鳥の目と、虫の目で音楽を
鳥の目と虫の目
ビジネス書や自己啓発的な本や記事などで良く目にする言葉です。
要約すると
鳥の目とは、鳥が高い場所から俯瞰して全体を見渡している様
虫の目とは、近く、細かい事象を注意深く見る事
となり、この鳥の目と虫の目という両方の視点がビジネスの世界では重要だと説いているのです。
音楽においてもこの二つの視点は重要です。
ギタリストであれば自分の音色にとても気を使い、ギターの種類、弦、シールド、コンデンサー、ギター内部の配線パーツなど本当に細かな違いにまで気を使う事になります。
また、フレーズの細かなニュアンスやリズムの取り方を見ても気を使う点は沢山あります。
そう言った細かな部分にどれだけ気を使って演奏できるかが、ギタリストとしての成長にもつながってくるのだと思います。
これが虫の目ですね。
一方、音楽とは一般的にギターだけで作られる事はありません、他の楽器やヴォーカルとのアンサンブルのうえで成り立ってきます。
そこでは他の楽器との音量や音質のバランス、音色、フレーズ的な絡み、リズムの絡みが重要になってきます。
また、どのような展開で流れを作るのか、聞く人に何を伝えたいのか、どういったメッセージがこめられた曲なのかなど根本的な事を考え、それを表現するための最適な演奏方法を考える事になります。
これが鳥の目です。
「ギターを上手く弾く」と言う事だけに特化して考えれば虫の目だけで十分ですが、「音楽を演奏する」という視点で考えれば鳥の目が必要になってきます。
しかしこの二つの「目」はどちらか一つだけを持っていても意味がありません、両方の目を持ち意図的に視点を変える能力が必要となってきます。
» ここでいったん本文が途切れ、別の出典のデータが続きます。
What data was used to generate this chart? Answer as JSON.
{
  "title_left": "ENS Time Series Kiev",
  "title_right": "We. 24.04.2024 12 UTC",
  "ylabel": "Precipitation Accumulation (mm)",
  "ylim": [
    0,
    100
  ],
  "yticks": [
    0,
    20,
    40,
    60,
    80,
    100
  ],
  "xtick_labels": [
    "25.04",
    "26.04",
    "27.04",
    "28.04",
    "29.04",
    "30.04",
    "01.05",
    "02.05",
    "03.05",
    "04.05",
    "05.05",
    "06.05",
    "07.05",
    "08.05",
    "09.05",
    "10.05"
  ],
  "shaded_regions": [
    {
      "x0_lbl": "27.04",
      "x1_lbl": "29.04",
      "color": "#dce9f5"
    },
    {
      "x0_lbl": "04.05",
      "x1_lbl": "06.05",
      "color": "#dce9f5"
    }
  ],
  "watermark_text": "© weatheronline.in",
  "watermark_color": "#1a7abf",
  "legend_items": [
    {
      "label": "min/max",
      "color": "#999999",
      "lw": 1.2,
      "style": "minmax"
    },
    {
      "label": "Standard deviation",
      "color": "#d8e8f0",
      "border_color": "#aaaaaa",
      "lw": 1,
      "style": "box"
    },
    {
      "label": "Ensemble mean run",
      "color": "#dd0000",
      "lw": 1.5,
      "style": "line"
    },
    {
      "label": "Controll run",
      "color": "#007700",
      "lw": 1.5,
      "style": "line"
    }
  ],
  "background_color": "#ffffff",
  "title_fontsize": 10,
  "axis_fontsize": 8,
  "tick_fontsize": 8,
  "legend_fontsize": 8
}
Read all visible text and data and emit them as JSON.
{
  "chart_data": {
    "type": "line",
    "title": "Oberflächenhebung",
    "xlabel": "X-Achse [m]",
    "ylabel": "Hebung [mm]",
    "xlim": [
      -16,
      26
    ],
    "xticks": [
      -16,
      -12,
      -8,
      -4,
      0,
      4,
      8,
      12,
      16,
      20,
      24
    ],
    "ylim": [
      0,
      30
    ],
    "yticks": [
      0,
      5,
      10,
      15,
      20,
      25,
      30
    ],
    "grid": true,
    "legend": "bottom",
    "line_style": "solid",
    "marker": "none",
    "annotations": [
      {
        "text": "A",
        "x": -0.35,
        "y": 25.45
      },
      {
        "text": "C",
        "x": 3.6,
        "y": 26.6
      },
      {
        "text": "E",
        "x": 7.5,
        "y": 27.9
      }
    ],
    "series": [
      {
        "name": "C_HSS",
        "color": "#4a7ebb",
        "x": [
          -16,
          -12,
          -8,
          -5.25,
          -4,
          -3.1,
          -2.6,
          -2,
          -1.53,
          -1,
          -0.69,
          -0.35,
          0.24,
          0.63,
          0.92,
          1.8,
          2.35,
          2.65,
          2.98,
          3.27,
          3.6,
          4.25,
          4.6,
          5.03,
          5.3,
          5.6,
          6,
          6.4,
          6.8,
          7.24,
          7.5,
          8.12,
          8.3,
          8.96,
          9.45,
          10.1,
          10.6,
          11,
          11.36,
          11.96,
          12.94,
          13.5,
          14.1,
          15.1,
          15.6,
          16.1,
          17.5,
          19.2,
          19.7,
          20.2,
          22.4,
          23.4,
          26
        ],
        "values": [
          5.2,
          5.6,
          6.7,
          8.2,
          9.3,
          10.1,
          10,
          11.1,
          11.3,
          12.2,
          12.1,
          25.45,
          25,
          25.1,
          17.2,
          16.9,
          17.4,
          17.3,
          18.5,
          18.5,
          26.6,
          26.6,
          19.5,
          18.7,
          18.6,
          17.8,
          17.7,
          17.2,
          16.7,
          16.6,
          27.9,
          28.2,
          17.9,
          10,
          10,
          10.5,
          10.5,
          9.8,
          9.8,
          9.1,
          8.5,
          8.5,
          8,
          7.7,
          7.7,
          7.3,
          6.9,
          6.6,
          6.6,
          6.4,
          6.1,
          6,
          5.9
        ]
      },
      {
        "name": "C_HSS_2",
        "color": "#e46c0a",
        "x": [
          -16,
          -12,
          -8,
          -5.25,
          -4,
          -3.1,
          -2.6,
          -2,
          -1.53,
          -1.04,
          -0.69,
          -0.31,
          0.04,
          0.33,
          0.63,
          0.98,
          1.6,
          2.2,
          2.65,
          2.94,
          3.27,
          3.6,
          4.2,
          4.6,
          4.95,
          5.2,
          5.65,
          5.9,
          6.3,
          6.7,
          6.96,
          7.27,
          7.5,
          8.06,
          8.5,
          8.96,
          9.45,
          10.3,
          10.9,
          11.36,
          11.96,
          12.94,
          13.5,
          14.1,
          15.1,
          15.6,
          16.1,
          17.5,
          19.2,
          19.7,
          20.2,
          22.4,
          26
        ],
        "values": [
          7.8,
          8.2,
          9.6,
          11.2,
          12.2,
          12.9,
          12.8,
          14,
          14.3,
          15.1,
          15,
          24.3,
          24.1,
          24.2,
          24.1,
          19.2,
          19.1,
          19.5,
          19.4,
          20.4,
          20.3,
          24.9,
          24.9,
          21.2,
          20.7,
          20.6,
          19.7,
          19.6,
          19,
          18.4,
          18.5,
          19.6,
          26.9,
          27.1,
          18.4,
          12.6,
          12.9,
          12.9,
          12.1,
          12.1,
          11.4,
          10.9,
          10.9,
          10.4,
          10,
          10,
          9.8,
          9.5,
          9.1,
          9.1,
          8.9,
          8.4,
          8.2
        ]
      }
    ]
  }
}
(本当の意味で鳥の目を持つには、虫の目がないと持つことはできませんが)
一流の音楽プロデューサーは音楽全体を見渡してプロデュースしているのですが、彼らの多くが一流のミュージシャンである事からも分かると思います。
「鳥の目」を身につける為にはまず、「虫の目」を身につけてからではないと身に付かないと思います。
まずギタリストは自分のプレイの細部にまで気を使い、技術を向上させる事に専念しましょう。
そして、作曲やアレンジ、バンド活動などのなかで音楽と接し、人に音楽を聴いてもらうという状況の時には、ギターの事だけに集中せず全体を見渡す事を意識してください。
「鳥の目」が持てるようになると演奏中も他の楽器とのバランスやアンサンブルを見る事ができます、またアドリブ演奏をする際も他の楽器との絡み、全体の展開なども意識して演奏する事ができます。
「なぜここでこのフレーズを弾くのか」「この次にはこんなフレーズを弾こう」などアイデアも別の視点から湧いてきます。
ギタリストは「虫の目」だけに集中しがちなのですが、「鳥の目」で全体を見渡す能力も意識してみるといいのではないでしょうか。